A couple of weeks ago, HBO announced that it would begin offering an over-the-top digital streaming subscription service in 2015 circumventing the cable bundle package where it is usually available exclusively. They did not announce the price, but it will presumably be in the $7-9 per month Hulu/Netflix range. Not to be outdone, the CBS network announced the next day that it would be rolling out a similar subscription service called CBS All Access. For $5.99/month, subscribers have access to streaming on-demand most CBS shows, including CBS Classics like Star Trek and Twin Peaks, and live-viewing via mobile and desktop in 14 markets. With CBS' model, only their classics are ad-free.
So why is this a big deal?
I think this move from two of the strongest TV content providers reveals a lot. It reveals that the streaming model is here to stay, and has certainly disrupted the marketplace. Remember when digital streaming on Netflix was free with your DVD subscriptions? And then all of the hoopla when overnight they flipped the switch and started charging the same amount for streaming (for new customers)? At the time Netflix said it was the future, and licensing fees didn't allow them to not charge for this portion of the service. Besides being a PR nightmare (re: Quickster), they were right for the most part. And Netflix digital streaming subscription base has slowly grown to over 50 million worldwide, boosted in large part by stellar original content like House of Cards and Orange is the New Black.
Now traditional TV studios and content creators are competing in a very real way with Netflix as cord-cutting has become more than just a passing fad. The best way to do that is by offering these competing digital services to access their premium content which they still own. Now it all makes sense why CBS has been the lone hold-out network to make its full content library available on Hulu. And why the Aereo legal fight went all the way to the Supreme Court is clear -- especially given the live-viewing aspect of All Access in 14 markets. Remaining in control of their content allows them to monetize it to the max, and these types of services were clearly in the works and are a large part of that plan.
How will this affect the consumer?
On the one hand, this is great news. It's the first step towards a truly unbundled, a la carte low-cost cable option. The market has been wanting it, some congressmen have argued for it, but Big Cable is in the pockets of so many legislators there has not been any meaningful advancement. With the Aereo win, and cord-cutting becoming a very real threat, these over-the-top services are starting to make economic sense for these companies. Thus they are developing them.
Is it all good news for consumers who will have access to premium content at a low cost? Not so fast, my friend - as Lee Corso of ESPN would say. His network, and most sports programming will likely never make live sports available via streaming. Too much money on the table in league deals. And as this article notes, cable companies (who just happen to be the ISP for most consumers) will make their money by charging for greater bandwidth. For most consumers, what is saved on TV programming to some extent will be spent in charges for higher speeds. Don't worry - Big Cable will get theirs.

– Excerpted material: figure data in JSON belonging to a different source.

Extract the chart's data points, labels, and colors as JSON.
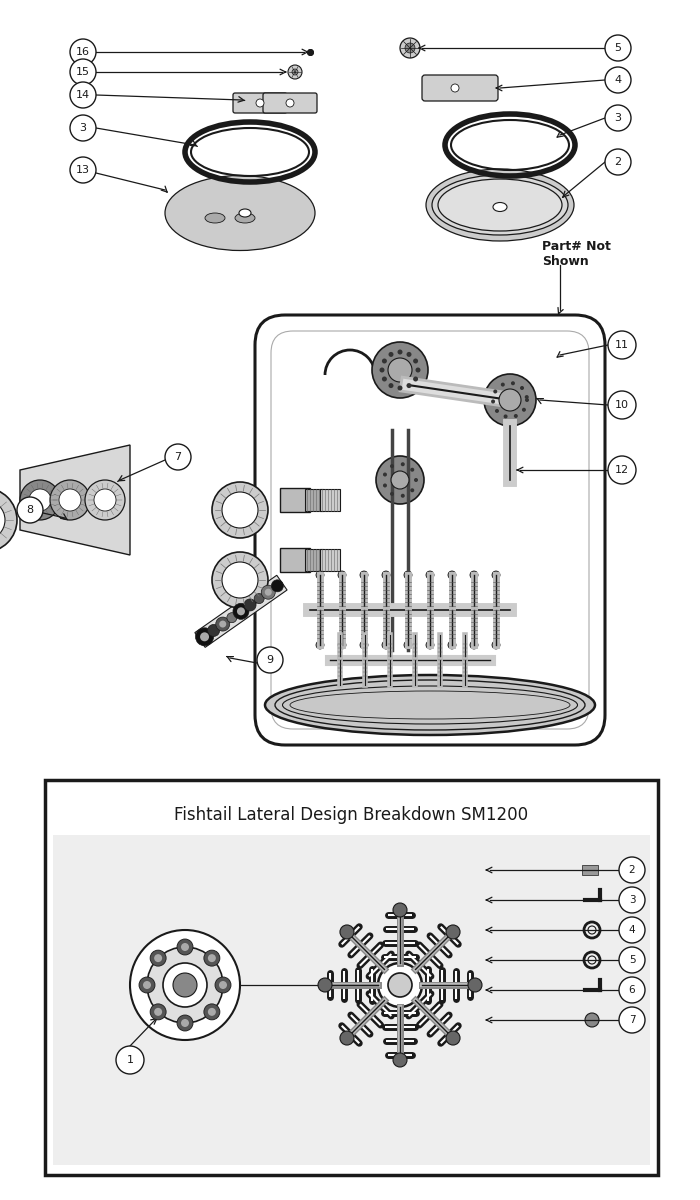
{
  "bg_color": "#ffffff",
  "lc": "#1a1a1a",
  "title": "Fishtail Lateral Design Breakdown SM1200",
  "part_not_shown": "Part# Not\nShown",
  "figsize": [
    7.0,
    12.0
  ],
  "dpi": 100
}
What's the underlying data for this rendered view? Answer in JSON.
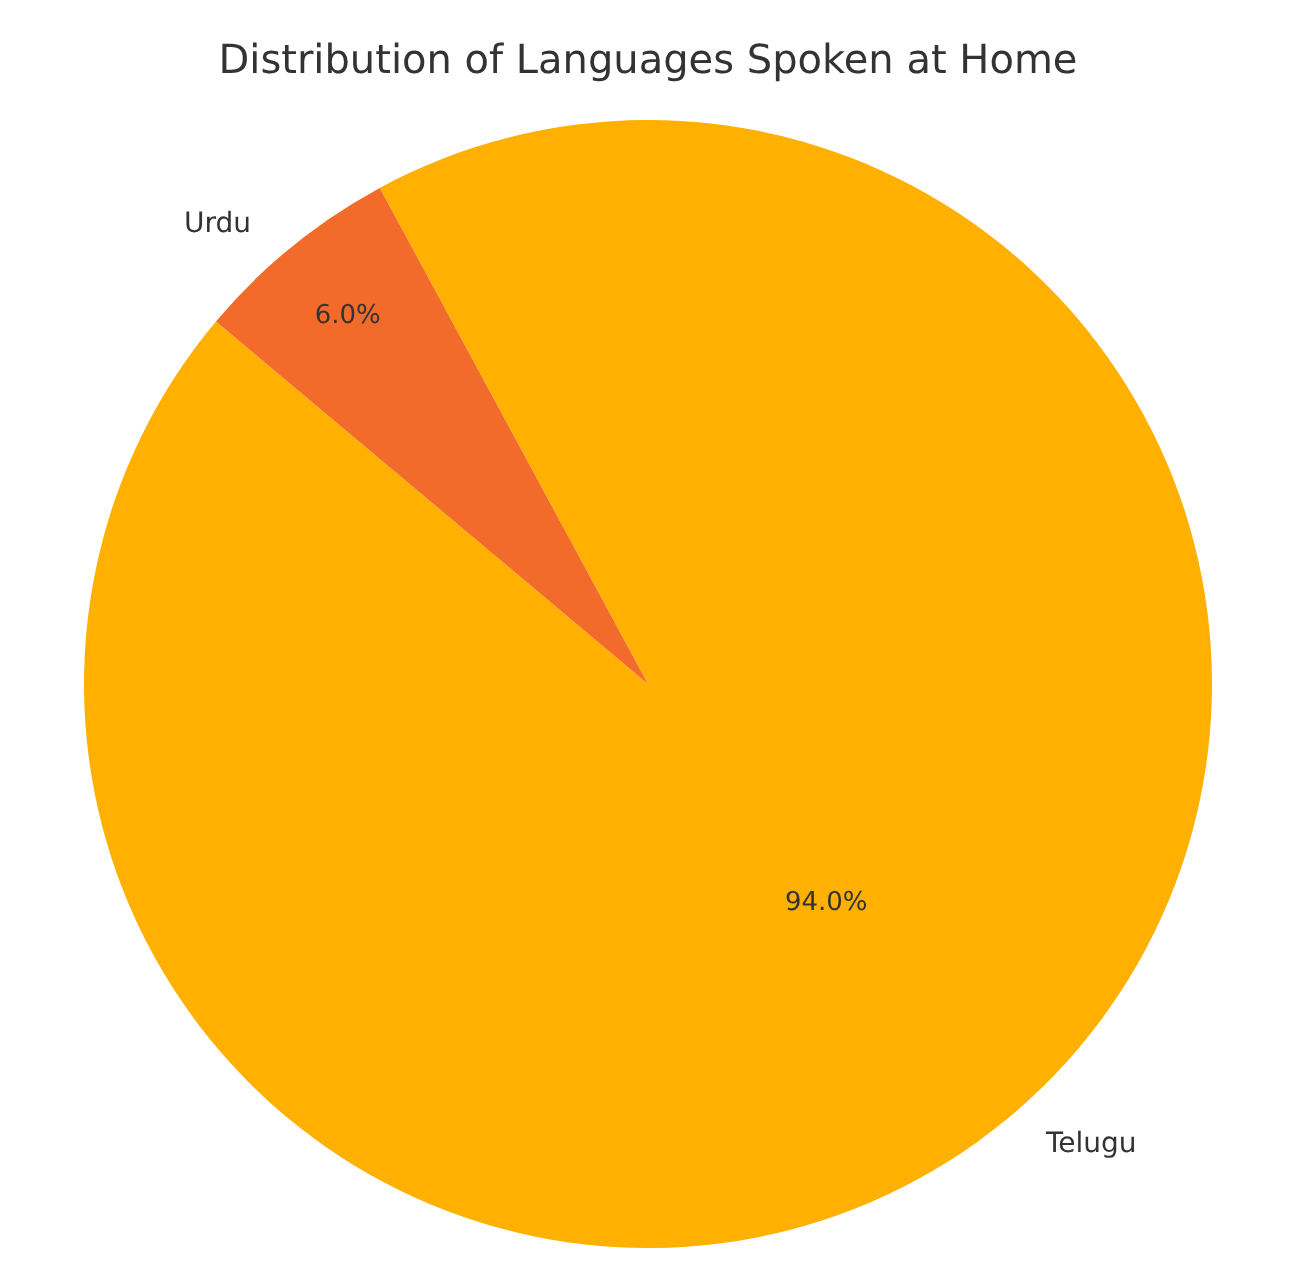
{
  "chart_data": {
    "type": "pie",
    "title": "Distribution of Languages Spoken at Home",
    "categories": [
      "Telugu",
      "Urdu"
    ],
    "values": [
      94.0,
      6.0
    ],
    "colors": [
      "#ffb000",
      "#f26b2a"
    ],
    "value_labels": [
      "94.0%",
      "6.0%"
    ],
    "legend": false
  }
}
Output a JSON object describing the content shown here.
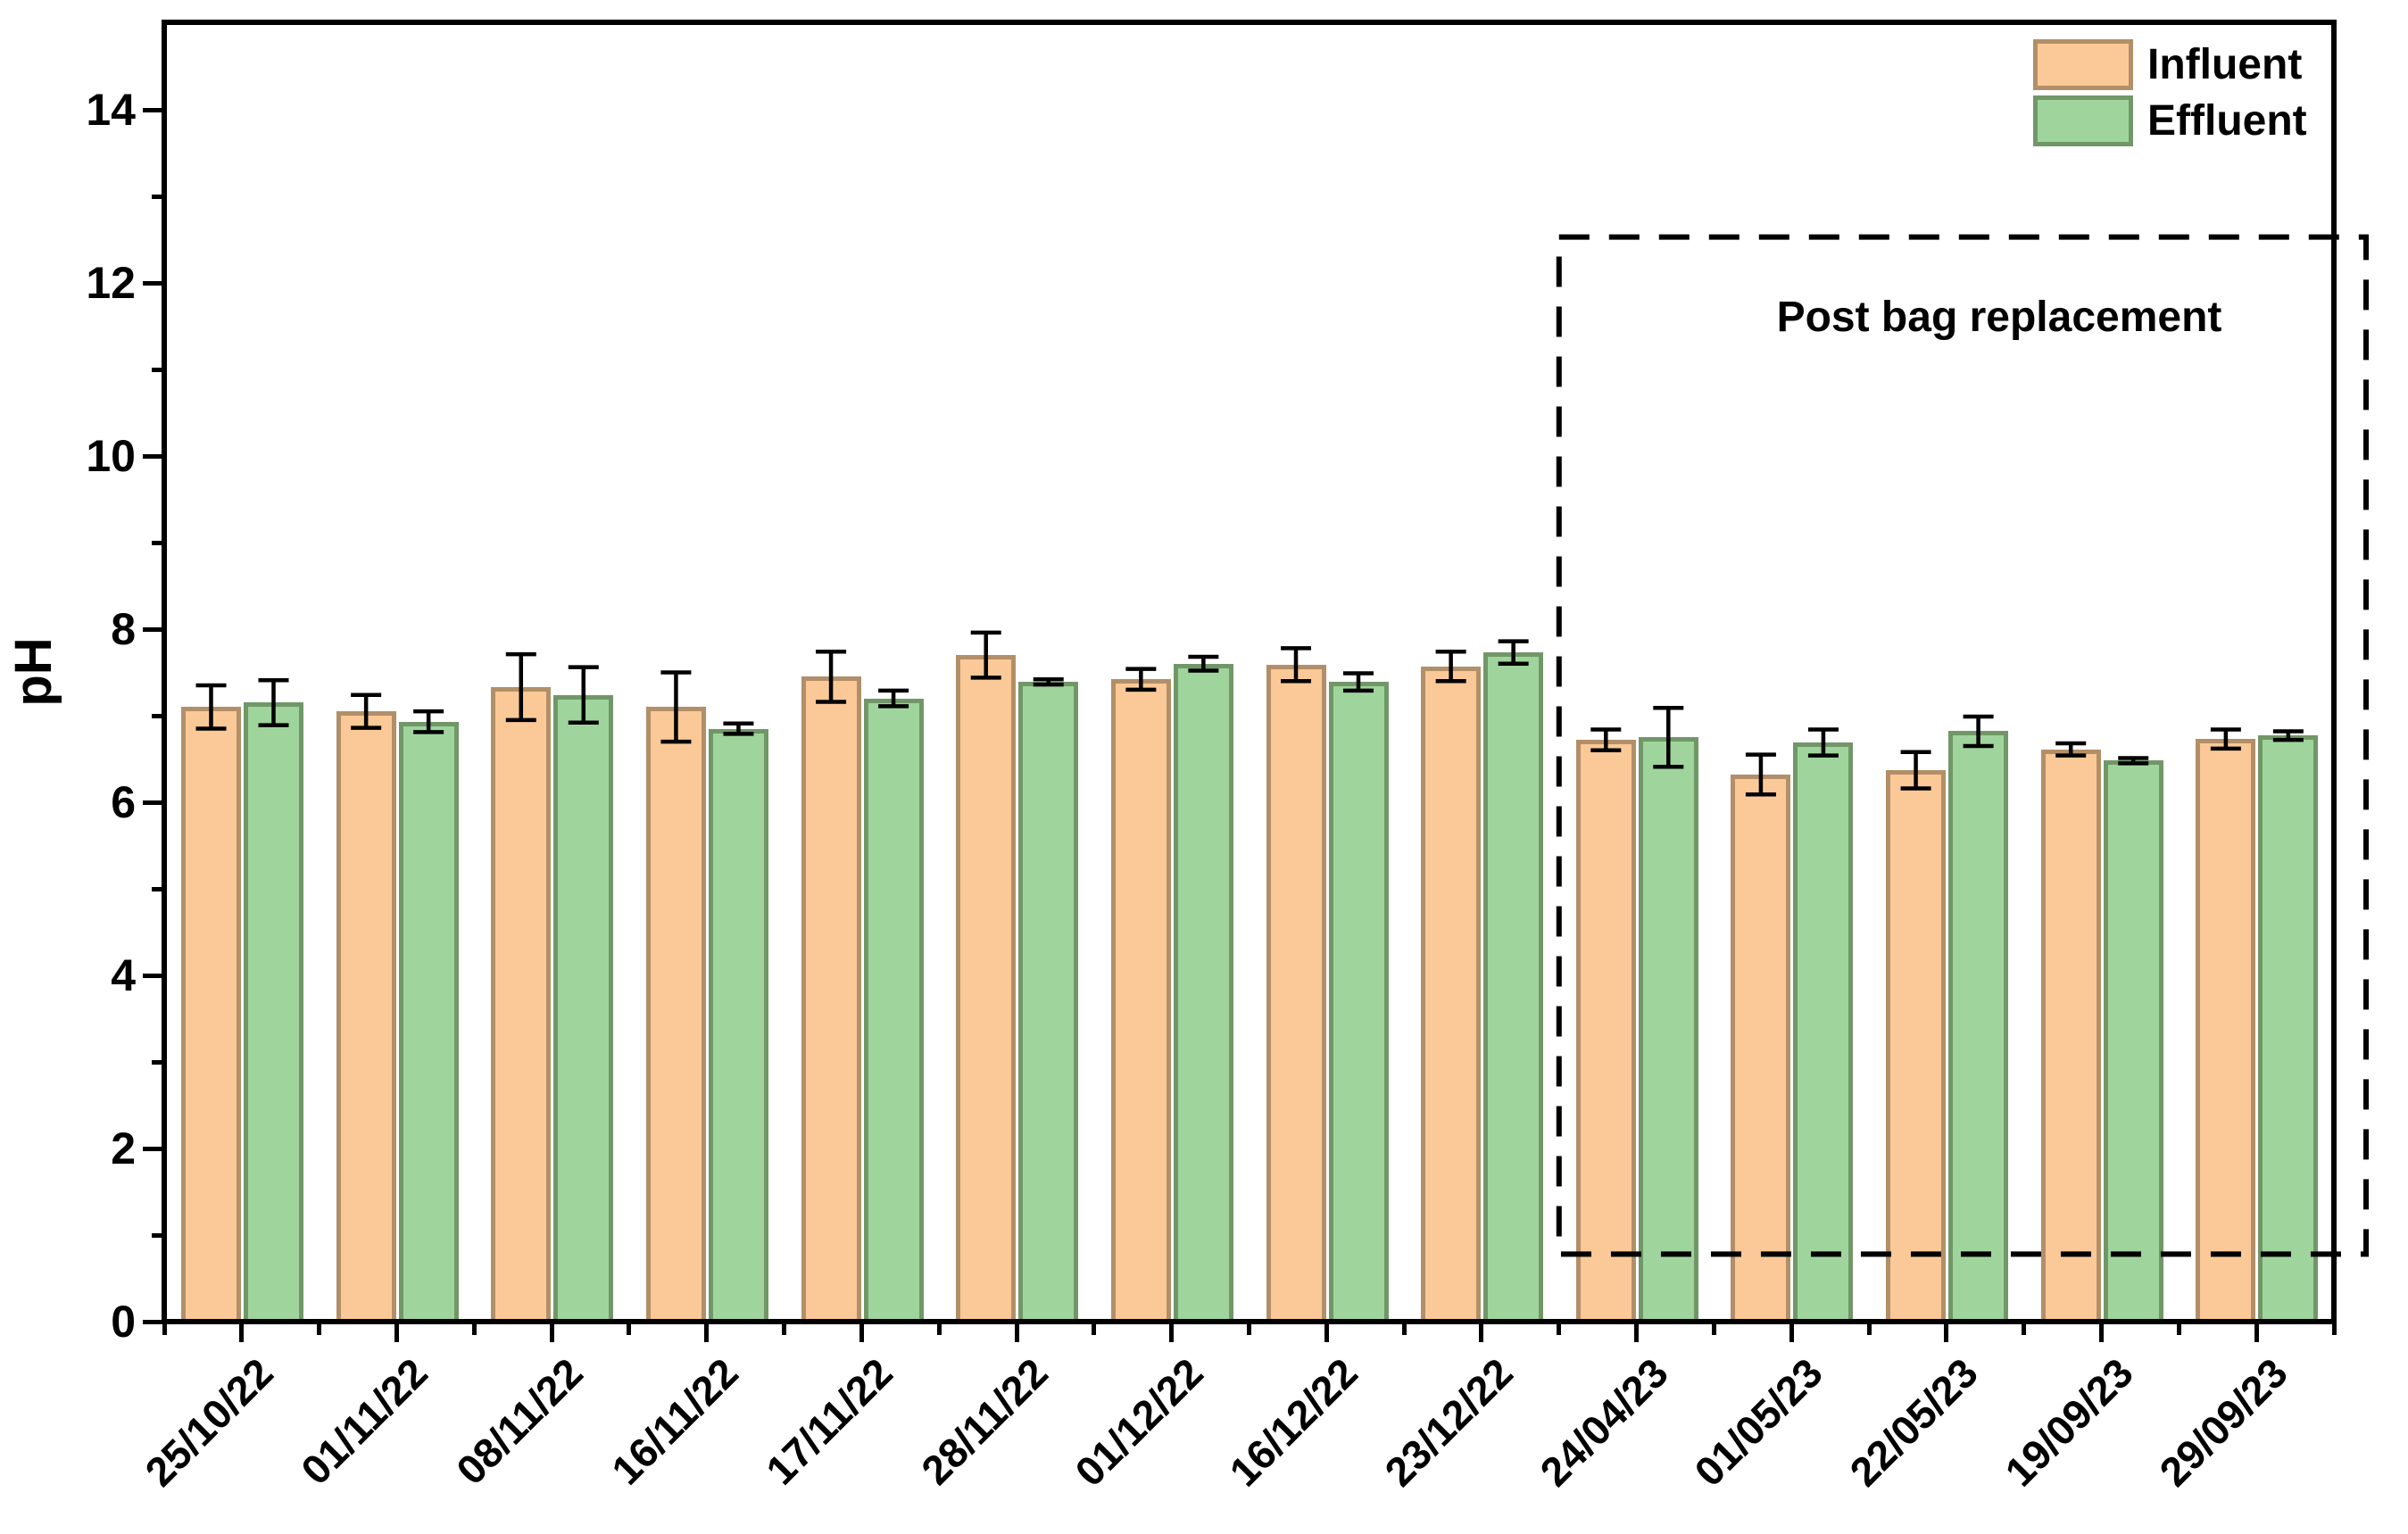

How will this affect advertisers?
Well, I see this as a very good thing as well for brands. The DVR conditioned viewers to watch programs on their own time frame and skip ads. Netflix has reinforced that on-demand, ad-free viewing experience, but is lacking in the live TV, or even next day content. So I see this as an evolution of the DVR and an extension of video-on-demand. CBS' model does include ads. If the other networks jump on-board and at a lower price point than Hulu as CBS has, consumers could shift to cutting the cord, buying the networks they want, and having an all on-demand viewing experience at a much lower rate. They also save on DVR cost (which is nominal).
Now the good news for advertisers is that brands can get in front of these audiences again. With 49% of homes having DVRs brands can't be certain their prime messages are being seen, but in this on-demand, digital streaming scenario ads cannot be skipped. As the success of Hulu has shown, consumers don't seem to mind since they are getting the premium content they want and live or next day; plus it's on a limited basis with short commercial breaks. Also, CBS' service will be Nielsen-measured allowing for more reliable data on viewership and viewers. For buyers this could mean increased targeting and even data-driven buying a la programmatic. The potential good media ideas abound!
Will this happen overnight, if at all? Not likely. There are still considerable hurdles, like sports programming I mentioned, and how the current eco-system supports the long tail of cable. But I do think this is a huge tipping point that could overhaul the whole industry, shifting brands and media buyers from thinking about buying dayparts to purely an audience regardless of time a spot is viewed. Telling in both announcements is why they are doing it: to reach viewers they are missing in current models. This is the way to grow and all networks and cable channels know that. That's why I think this is a trend to watch.